Попытались провезти бесплатно. За рулём, то бишь за поводьями сидел Санёк, парень из «Всадников». Не хотел брать за проезд.

— Саша, ты просто не понимаешь, как мне приятно заплатить тебе, — возражал я очень горячо. — Почувствовать, что наша идея — вот она, в реальности. Прямо глазам не верю, вроде недавно только мечтали об этом, и вот оно, передо мной.

Так что всучил ему двести рублей, двукратно против тарифа. И доехал весело, чуть ли не под песни весёлых березняковских тёток. В селе Саня в свою очередь отвесил мне жест уважения, отвёз до самого места, хотя конечная остановка у сельсовета.

Оставшаяся пара тёток, коим оказалось по пути, немедленно зычнейшими воплями вызвала бабушку Серафиму. И еле успевшего спрыгнуть с подножки меня утопили в своих объятиях бабуля и незаконная жена Алиса.

Тряхнув головой, изгоняю из неё картинки жаркой встречи. Алиска немедленно затащила меня в баню. Как в анекдоте, заодно и помылся…

— Дом отдыха не организовали ещё?

— Пока разворачиваем. Там у нас сейчас как бы вторая база. Потренируемся, коней выгуляем, что-нибудь построим. Конюшня есть уже. Сейчас второй домик достраиваем. Они у нас четырёхместные, плюс детская.

— Ты надолго к нам, Вить? — встревает Егор.

— На недельку вырвался. У студентов сейчас сессия, так что мои дела встали. Потом не знаю, когда приеду, у меня лето обещает быть очень горячим.

И непредсказуемым, это я про себя добавляю. То заседание ЗПИФ под конец поперчил Бушуев.

— Зря ты так с ними, Виктор, — такое мне замечание сделал уже на выходе. — Ты по сути вроде прав, но чересчур резко с ними обошёлся.

— Правительственные круги — незнакомая мне тусовка, Станислав Алексеевич. Кто там знает, какая стратегия самая выигрышная? К тому же они первые начали. Вы же понимаете, что они хотели развести меня?

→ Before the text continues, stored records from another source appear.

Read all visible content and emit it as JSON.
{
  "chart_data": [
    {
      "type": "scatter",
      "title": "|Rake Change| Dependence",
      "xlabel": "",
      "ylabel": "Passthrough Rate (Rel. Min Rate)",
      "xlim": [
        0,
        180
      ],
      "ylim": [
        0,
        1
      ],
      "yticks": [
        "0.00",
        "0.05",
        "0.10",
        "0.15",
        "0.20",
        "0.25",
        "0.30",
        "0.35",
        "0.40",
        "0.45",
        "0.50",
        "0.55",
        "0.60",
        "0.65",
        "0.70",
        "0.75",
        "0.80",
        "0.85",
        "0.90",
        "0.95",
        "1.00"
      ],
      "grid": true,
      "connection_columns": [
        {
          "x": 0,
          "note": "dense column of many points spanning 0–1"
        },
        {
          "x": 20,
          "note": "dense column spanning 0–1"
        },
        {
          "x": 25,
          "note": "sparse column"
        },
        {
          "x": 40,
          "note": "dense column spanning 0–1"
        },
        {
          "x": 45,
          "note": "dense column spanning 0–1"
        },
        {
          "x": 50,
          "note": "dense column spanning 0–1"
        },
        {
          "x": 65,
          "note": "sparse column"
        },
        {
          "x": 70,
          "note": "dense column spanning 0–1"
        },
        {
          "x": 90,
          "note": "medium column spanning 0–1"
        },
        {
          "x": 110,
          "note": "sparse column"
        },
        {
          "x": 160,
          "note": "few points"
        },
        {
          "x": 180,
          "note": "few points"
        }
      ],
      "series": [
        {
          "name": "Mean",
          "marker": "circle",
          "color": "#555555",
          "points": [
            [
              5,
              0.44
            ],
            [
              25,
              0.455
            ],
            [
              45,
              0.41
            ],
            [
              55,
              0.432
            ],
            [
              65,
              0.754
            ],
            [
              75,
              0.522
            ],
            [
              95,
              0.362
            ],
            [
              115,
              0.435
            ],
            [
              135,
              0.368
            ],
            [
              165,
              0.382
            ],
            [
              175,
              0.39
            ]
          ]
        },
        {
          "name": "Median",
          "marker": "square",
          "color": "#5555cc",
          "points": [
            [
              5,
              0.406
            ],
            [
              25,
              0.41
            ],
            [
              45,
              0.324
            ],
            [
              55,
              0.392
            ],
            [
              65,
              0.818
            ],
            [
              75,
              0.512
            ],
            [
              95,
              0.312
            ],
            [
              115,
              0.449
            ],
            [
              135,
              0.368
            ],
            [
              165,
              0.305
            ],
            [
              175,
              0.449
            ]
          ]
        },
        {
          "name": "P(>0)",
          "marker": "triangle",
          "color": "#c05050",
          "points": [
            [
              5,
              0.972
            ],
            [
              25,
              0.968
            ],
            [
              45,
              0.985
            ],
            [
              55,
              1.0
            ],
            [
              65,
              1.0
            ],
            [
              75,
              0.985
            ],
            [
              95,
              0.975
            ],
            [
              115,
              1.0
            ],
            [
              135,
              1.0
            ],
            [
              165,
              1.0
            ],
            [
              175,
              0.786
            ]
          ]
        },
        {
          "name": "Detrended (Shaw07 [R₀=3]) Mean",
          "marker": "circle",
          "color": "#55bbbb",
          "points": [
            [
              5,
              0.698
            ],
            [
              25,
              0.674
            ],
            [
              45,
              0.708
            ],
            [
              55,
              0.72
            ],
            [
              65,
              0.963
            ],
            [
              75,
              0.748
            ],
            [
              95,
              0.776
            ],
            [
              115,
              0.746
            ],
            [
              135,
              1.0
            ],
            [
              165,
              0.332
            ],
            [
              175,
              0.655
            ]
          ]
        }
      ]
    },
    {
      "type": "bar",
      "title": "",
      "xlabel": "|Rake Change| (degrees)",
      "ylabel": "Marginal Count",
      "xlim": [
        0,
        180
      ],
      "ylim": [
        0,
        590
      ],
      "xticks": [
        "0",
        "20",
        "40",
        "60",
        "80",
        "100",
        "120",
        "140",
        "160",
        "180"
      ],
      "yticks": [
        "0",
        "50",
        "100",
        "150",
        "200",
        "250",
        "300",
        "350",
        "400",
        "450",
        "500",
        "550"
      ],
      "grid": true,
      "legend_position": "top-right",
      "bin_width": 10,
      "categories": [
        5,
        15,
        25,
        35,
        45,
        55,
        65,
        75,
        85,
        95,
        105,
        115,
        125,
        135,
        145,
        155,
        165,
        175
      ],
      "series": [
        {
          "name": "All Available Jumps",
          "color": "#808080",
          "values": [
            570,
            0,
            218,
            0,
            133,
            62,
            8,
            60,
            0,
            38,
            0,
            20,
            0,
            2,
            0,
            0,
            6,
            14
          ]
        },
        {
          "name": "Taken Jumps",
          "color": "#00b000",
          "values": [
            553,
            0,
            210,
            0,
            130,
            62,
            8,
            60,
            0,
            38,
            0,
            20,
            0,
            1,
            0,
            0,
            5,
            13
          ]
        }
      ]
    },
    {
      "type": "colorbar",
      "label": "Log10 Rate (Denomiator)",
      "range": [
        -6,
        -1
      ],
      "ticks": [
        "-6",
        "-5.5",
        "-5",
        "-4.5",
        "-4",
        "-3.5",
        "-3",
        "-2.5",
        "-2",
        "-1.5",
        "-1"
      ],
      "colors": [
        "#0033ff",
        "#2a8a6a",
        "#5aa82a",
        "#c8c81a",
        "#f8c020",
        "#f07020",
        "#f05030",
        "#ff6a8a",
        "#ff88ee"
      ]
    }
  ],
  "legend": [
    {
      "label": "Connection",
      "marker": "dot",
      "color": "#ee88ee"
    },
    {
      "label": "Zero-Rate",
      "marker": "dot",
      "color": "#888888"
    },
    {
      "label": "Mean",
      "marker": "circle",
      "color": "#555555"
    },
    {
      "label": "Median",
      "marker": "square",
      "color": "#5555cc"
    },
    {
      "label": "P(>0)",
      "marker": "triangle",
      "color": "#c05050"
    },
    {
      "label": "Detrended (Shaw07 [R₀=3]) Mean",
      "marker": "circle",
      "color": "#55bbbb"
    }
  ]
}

— Понимаю, понимаю, — проректор похлопал меня по плечу. — Поэтому и говорю, что ты прав по сути. Форма отказа подкачала.

Немного поразмышляв, выдвинул версию:

— Надо было сказать: «мы вам позвоним» или «зайдите через месяц»?

Отсмеявшись, проректор согласился.

Намёк ясен. Минфин может затаить на мои показавшиеся им грубыми слова. Посмотрим. Министерство финансов — не единственный свет в окошке.

Отбрасываю воспоминания, возвращаюсь к парням:

— Вам надо собственное производство открывать. Для начала простую мебель: табуретки, кресла. Можно какие-нибудь корзинки плести, вдруг выстрелит. А я о чём-нибудь серьёзном для вас тоже подумаю.

Парни тут же вцепляются, о каком производстве речь, но молчу как партизан. Сказанное вслух сильно увеличивает риски провала. Не знаю почему, но суеверный страх сглаза, наверное, не на пустом месте родился.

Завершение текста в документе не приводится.